Una imprenta con la que hablamos produce gráficos para exposiciones, displays para retail y renders arquitectónicos. Su producción va a recintos, agencias y directamente a clientes. Las impresiones se enrollan o se embalan planas según el tamaño, y la mayoría de las entregas son locales, a menudo en su propia furgoneta.
Su embalaje solía incluir papel kraft y cartón pluma. El papel kraft protegía la cara impresa pero ofrecía poco amortiguamiento. El cartón pluma era rígido y eficaz pero caro, y había que cortarlo a medida para cada pedido.
El cambio llegó cuando instalaron una Aircosan P90. La máquina tiene 90 cm de ancho de corte, trabaja cartón de hasta 20 mm de grosor y funciona a 12 metros por minuto. Está en su zona de acabado, junto a la mesa de recorte.

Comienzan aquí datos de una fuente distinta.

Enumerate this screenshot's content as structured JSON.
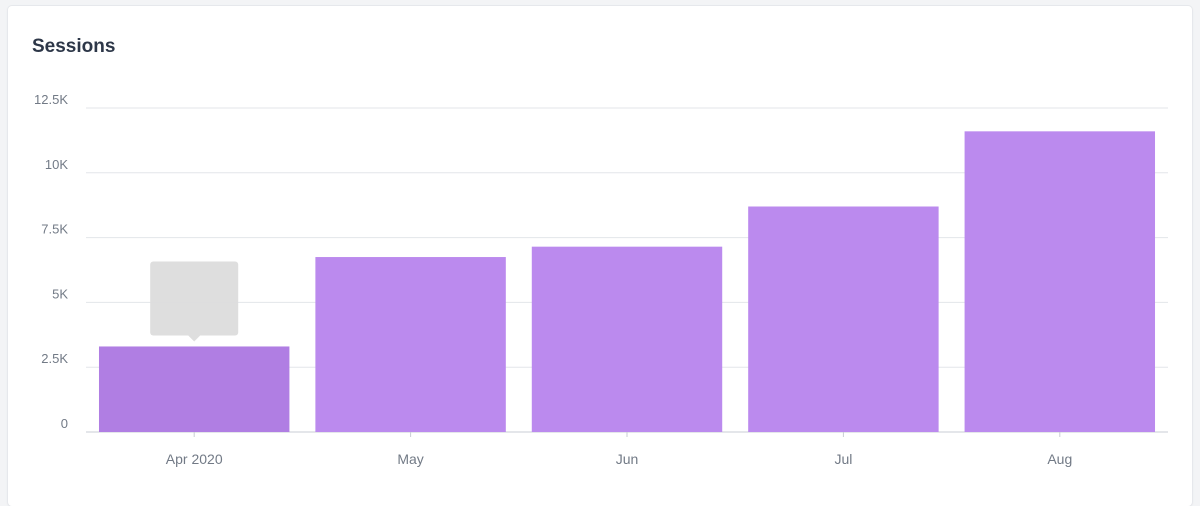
{
  "card": {
    "title": "Sessions"
  },
  "colors": {
    "bar": "#bb8aee",
    "bar_hover": "#b07ee3",
    "grid": "#e3e6ea",
    "axis_label": "#727a86",
    "tooltip_bg": "#dcdcdc"
  },
  "chart_data": {
    "type": "bar",
    "title": "Sessions",
    "categories": [
      "Apr 2020",
      "May",
      "Jun",
      "Jul",
      "Aug"
    ],
    "values": [
      3300,
      6750,
      7150,
      8700,
      11600
    ],
    "ylim": [
      0,
      12500
    ],
    "yticks": [
      0,
      2500,
      5000,
      7500,
      10000,
      12500
    ],
    "ytick_labels": [
      "0",
      "2.5K",
      "5K",
      "7.5K",
      "10K",
      "12.5K"
    ],
    "xlabel": "",
    "ylabel": "",
    "grid": true,
    "legend": "none",
    "hovered_index": 0
  }
}
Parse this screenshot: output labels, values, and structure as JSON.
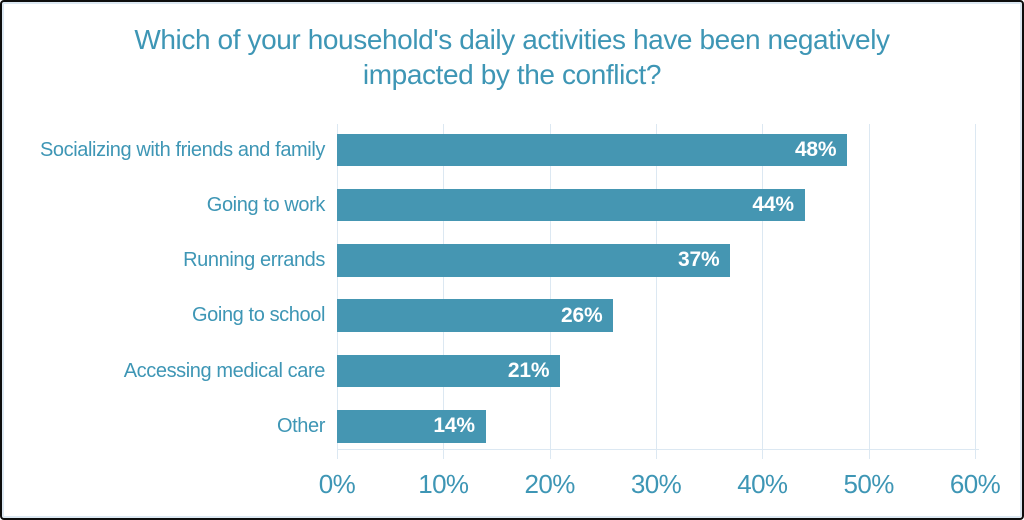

Usan la producción como capa protectora para impresiones embaladas planas. La malla va contra la cara impresa, luego una hoja de cartón encima, y el paquete se fleja. Para impresiones enrolladas, la malla se envuelve alrededor del exterior del tubo.
El jefe de la imprenta explicó por qué importaba el formato ancho. Sus tamaños de impresión suelen ser de 70 cm o más, lo que significaba que máquinas más estrechas habrían requerido cortar el cartón primero. Ese paso extra añadía tiempo y generaba recortes. La P90 toma las hojas tal como vienen.
Dos notas prácticas. La malla debe estar limpia y sin polvo antes de tocar una impresión: guardan un contenedor dedicado para el material y no lo usan para nada más. Y la máquina necesita espacio para alimentar hojas largas, lo que resolvieron colocándola al final de un banco en lugar de contra una pared.
Aircosan fabrica estas unidades por sí misma y produce modelos de hasta 120 cm de ancho. La imprenta mencionó esto al explicar su elección: la sensación de que la máquina fue construida por un fabricante y no ensamblada con piezas compradas.